Vê-lo crescer com vigor e juventude foi constatar também a suavização da perda. A passagem de sua vida inegavelmente marca, na minha e de toda a família, o transcorrer do tempo que com alguma maestria foi capaz de tornar cicatriz o que era ferida aberta.
Com uma personalidade leve e brincalhona, que é peculiar aos labradores, fez muitos dos nossos dias mais felizes. Seus latidos pontuais as seis da manha acordava o dono não somente do sono mas também da vida adormecida. Suas necessidades de sair para a rua, empurrava para o mundo as pessoas que o guiavam. Sua presença no portão de entrada vindo receber quem chegava, soube fazer esquecer por um tempo quem estava faltando no sofá da casa.
Irmão e filho, Renzo incubiu-se sem saber da tarefa de preencher o grande vazio que habitava nossas mentes e almas. Não posso dizer que preencheu de todo porque esse vazio é perene, mas de certo tornou menos profundo.
Renzo falece nesse dia com muito pouco do que foi em sua glória.

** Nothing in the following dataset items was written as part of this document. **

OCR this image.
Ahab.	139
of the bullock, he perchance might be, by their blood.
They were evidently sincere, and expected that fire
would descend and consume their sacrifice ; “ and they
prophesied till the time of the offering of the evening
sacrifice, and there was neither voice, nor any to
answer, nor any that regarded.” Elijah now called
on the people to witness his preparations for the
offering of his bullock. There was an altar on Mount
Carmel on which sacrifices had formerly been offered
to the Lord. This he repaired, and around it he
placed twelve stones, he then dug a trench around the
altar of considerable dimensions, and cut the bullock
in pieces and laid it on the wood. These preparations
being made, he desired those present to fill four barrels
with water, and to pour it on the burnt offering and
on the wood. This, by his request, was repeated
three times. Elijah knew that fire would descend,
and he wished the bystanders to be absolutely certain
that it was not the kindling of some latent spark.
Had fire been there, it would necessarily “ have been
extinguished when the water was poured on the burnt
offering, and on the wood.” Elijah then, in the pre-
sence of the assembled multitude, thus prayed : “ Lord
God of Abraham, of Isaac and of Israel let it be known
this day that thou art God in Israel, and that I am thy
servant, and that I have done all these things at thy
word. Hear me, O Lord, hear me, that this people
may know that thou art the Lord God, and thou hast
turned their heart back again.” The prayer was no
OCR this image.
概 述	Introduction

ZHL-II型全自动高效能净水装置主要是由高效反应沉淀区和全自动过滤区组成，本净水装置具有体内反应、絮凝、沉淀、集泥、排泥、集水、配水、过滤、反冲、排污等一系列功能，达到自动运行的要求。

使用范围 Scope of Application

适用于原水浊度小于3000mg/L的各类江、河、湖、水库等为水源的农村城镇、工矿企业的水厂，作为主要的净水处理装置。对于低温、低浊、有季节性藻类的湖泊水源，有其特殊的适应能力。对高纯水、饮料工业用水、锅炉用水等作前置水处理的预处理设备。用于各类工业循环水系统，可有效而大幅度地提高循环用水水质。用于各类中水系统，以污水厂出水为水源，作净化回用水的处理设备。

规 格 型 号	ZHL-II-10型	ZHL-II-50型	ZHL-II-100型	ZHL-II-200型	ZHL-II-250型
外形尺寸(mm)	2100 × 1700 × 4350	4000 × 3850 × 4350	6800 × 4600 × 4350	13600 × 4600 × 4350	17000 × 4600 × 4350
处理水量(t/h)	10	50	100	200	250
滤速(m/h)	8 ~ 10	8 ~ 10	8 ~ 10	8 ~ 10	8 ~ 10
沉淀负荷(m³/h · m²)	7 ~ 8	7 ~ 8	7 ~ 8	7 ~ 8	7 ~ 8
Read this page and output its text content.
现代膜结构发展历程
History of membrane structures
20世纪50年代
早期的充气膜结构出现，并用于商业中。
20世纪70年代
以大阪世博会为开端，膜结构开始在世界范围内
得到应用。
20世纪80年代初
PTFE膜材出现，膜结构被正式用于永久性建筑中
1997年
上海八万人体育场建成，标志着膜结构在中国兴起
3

Estava magro, mal andava e eu quase não podia encontrá-lo quando o encarava nos olhos. Ele somente chorava e latia numa batalha que não conseguia compreender mas que era a batalha travada entre a vida e morte. E vê-lo assim foi também reviver os dias trágicos que precederam a ida da nossa alma gemea. Vê-lo sem andar em busca de asas, é como relembrar o brado que conclamava o alçar vôo.
É claro, muito óbvio, que Deus rege todas as criaturas. Seus designios trouxeram Renzo para nossa família quando haviamos sofrido perda. E agora que estes mesmos designios o carregam para longe, devo compreender que isso só pode significar uma mensagem do próprio Deus. O que acontece é que o tempo passou exatamente como deveria passar e agora tudo deve voltar ao seu eixo.
Com missão cumprida damos adeus a este que fez parte da família por todos esses anos. Com um sentimento de negligência por te-lo as vezes esquecido num canto e até de ter me irritado algumas vezes com este ser que me foi precioso, me despeço com muito pesar e tristeza do maior e mais nobre animal que conheci.

Adeus meu querido amigo, obrigado por tudo.